To Beaty, they’re “female in name only” and “unrecognizable as women except for the fact they had breasts – often hidden, of course.” (The transphobic subtext is also pretty hard to miss.) She accuses them of being “so masculine the reader had to be reminded frequently that they were women.”
Kekai, to her credit, is much more sympathetic, but “wannabe Katniss” characters are still seen as the problem and it’s hard to see any interpretation that doesn’t require them to get suppressed to make room for more girly girls.
Andye’s #cutyourenemiesnotyourhair hashtag is the simplest possible distillation: An order not to present in gender-nonconforming ways. Andye likes long hair, so no one in fiction should cut their hair. Period. She could have chosen a hashtag celebrating long hair—#longhairdontcare is right there waiting to be used—but no, it had to be an attack on short hair.

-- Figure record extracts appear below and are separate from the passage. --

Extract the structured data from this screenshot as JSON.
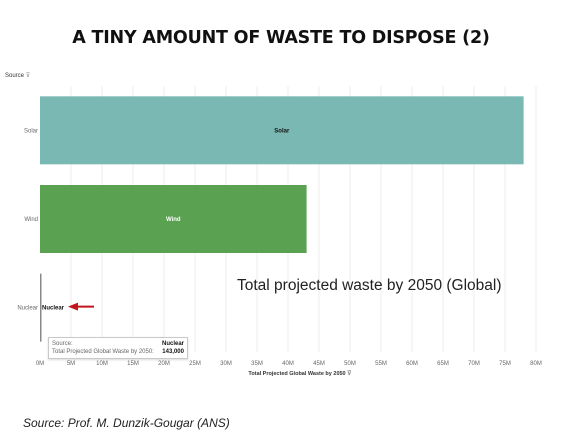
{
  "title": "A TINY AMOUNT OF WASTE TO DISPOSE (2)",
  "y_header": "Source",
  "x_axis_title": "Total Projected Global Waste by 2050",
  "note": "Total projected waste by 2050 (Global)",
  "tooltip": {
    "source_label": "Source:",
    "source_value": "Nuclear",
    "waste_label": "Total Projected Global Waste by 2050:",
    "waste_value": "143,000"
  },
  "footer_source": "Source: Prof. M. Dunzik-Gougar (ANS)",
  "colors": {
    "solar": "#7ab8b3",
    "wind": "#5aa251",
    "nuclear": "#888888",
    "arrow": "#c0151b",
    "grid": "#ececec"
  },
  "chart_data": {
    "type": "bar",
    "orientation": "horizontal",
    "categories": [
      "Solar",
      "Wind",
      "Nuclear"
    ],
    "values": [
      78000000,
      43000000,
      143000
    ],
    "bar_labels": [
      "Solar",
      "Wind",
      "Nuclear"
    ],
    "xlabel": "Total Projected Global Waste by 2050",
    "ylabel": "Source",
    "xlim": [
      0,
      80000000
    ],
    "x_ticks": [
      0,
      5000000,
      10000000,
      15000000,
      20000000,
      25000000,
      30000000,
      35000000,
      40000000,
      45000000,
      50000000,
      55000000,
      60000000,
      65000000,
      70000000,
      75000000,
      80000000
    ],
    "x_tick_labels": [
      "0M",
      "5M",
      "10M",
      "15M",
      "20M",
      "25M",
      "30M",
      "35M",
      "40M",
      "45M",
      "50M",
      "55M",
      "60M",
      "65M",
      "70M",
      "75M",
      "80M"
    ],
    "grid": true
  }
}
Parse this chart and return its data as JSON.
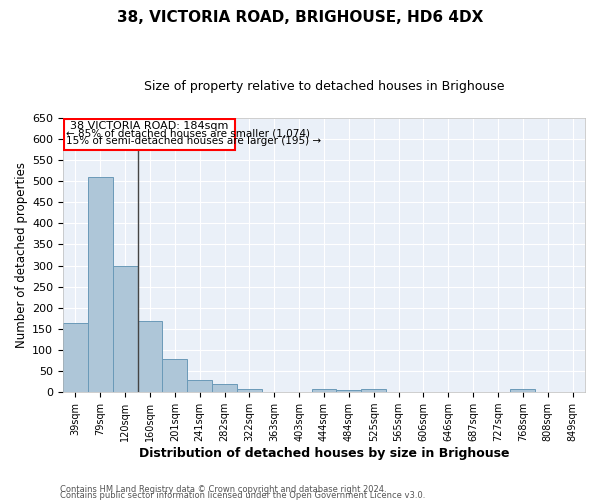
{
  "title1": "38, VICTORIA ROAD, BRIGHOUSE, HD6 4DX",
  "title2": "Size of property relative to detached houses in Brighouse",
  "xlabel": "Distribution of detached houses by size in Brighouse",
  "ylabel": "Number of detached properties",
  "categories": [
    "39sqm",
    "79sqm",
    "120sqm",
    "160sqm",
    "201sqm",
    "241sqm",
    "282sqm",
    "322sqm",
    "363sqm",
    "403sqm",
    "444sqm",
    "484sqm",
    "525sqm",
    "565sqm",
    "606sqm",
    "646sqm",
    "687sqm",
    "727sqm",
    "768sqm",
    "808sqm",
    "849sqm"
  ],
  "values": [
    165,
    510,
    300,
    168,
    78,
    30,
    20,
    8,
    0,
    0,
    8,
    5,
    8,
    0,
    0,
    0,
    0,
    0,
    8,
    0,
    0
  ],
  "bar_color": "#aec6d8",
  "bar_edge_color": "#6a9ab8",
  "background_color": "#eaf0f8",
  "grid_color": "#ffffff",
  "ylim": [
    0,
    650
  ],
  "yticks": [
    0,
    50,
    100,
    150,
    200,
    250,
    300,
    350,
    400,
    450,
    500,
    550,
    600,
    650
  ],
  "annotation_line1": "38 VICTORIA ROAD: 184sqm",
  "annotation_line2": "← 85% of detached houses are smaller (1,074)",
  "annotation_line3": "15% of semi-detached houses are larger (195) →",
  "footer_line1": "Contains HM Land Registry data © Crown copyright and database right 2024.",
  "footer_line2": "Contains public sector information licensed under the Open Government Licence v3.0.",
  "vline_index": 2
}
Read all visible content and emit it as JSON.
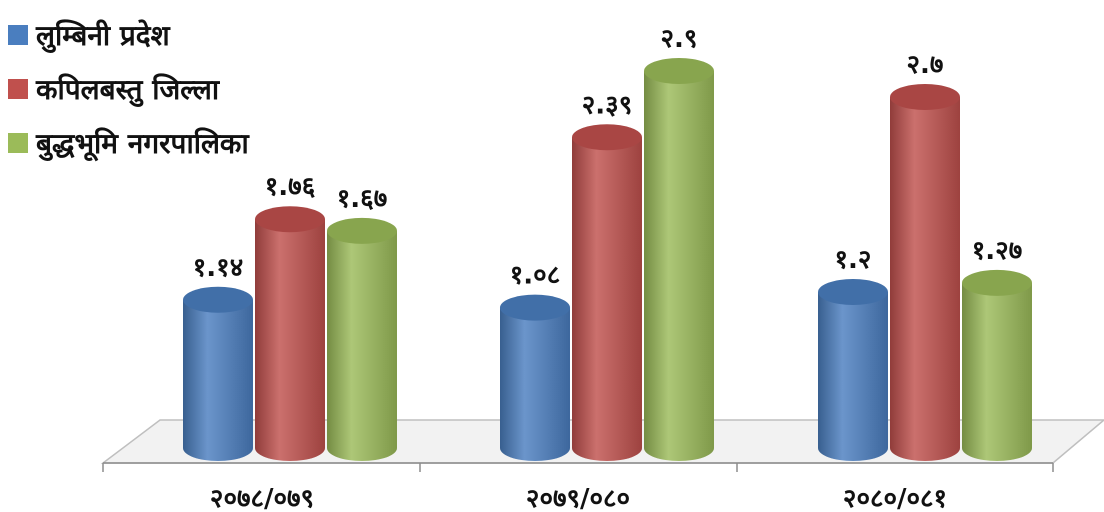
{
  "chart_data": {
    "type": "bar",
    "categories": [
      "२०७८/०७९",
      "२०७९/०८०",
      "२०८०/०८१"
    ],
    "series": [
      {
        "name": "लुम्बिनी प्रदेश",
        "values": [
          1.14,
          1.08,
          1.2
        ],
        "labels": [
          "१.१४",
          "१.०८",
          "१.२"
        ],
        "color": "#4a7ebf"
      },
      {
        "name": "कपिलबस्तु जिल्ला",
        "values": [
          1.76,
          2.39,
          2.7
        ],
        "labels": [
          "१.७६",
          "२.३९",
          "२.७"
        ],
        "color": "#c0504d"
      },
      {
        "name": "बुद्धभूमि नगरपालिका",
        "values": [
          1.67,
          2.9,
          1.27
        ],
        "labels": [
          "१.६७",
          "२.९",
          "१.२७"
        ],
        "color": "#9bbb59"
      }
    ],
    "legend_position": "top-left",
    "grid": false,
    "ylim": [
      0,
      3.2
    ]
  }
}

The fact that Andye didn’t mean it to be taken that way—that is, to be taken as saying what it plainly says—demonstrates the depth of the bias in favor of gender conformity: If you’re a feminine woman, a direct command to not present gender differently than yours speaking is taken as a harmless, neutral affirmation that your form of gender presentation is okay, while if you’re not feminine, your very presence is seen as an attack on other forms of gender presentation. (Imagine the drama if a girl with short hair told all other girls not to grow long hair!)
And the examples of “unfeminine” female characters are so broad as to be ludicrous, including characters like Alice in Alice Through The Looking Glass (who cuts her hair at some point, I guess?) and Katniss (who wears a gown at least once per book and practices archery, which has been an acceptable women’s sport since Victorian times). That’s right: The definition of femininity in the modern YA community is more restrictive than it was in Victorian times.
Hi, I’m Katz. I have a crew cut. I wear work boots. I don’t own a purse, a mirror, or a single piece of makeup. I’m not a man with breasts; I’m not a poorly written character; I’m not an attempt to overcompensate. I am a real live woman. If you identify as a woman, then you look female and act female by definition, no matter what you do. And I deserve to see characters who reflect my experience, just as everyone does. Come at me.
The “girls should be allowed to be girly” articles are, in fact, reinforcing the exact same gendered roles that all of society subjects women to, and punishing (or at least insulting) anyone who fails to conform. We can do better. If you want to discuss whether feminine characters are treated fairly, go ahead, but stop begging the question by pretending that gender-conforming characters don’t exist and that the very existence of gender-nonconforming characters is harming you.
And if you’re serious about defending the right to be feminine, why not take on a real battle and demand more feminine male characters?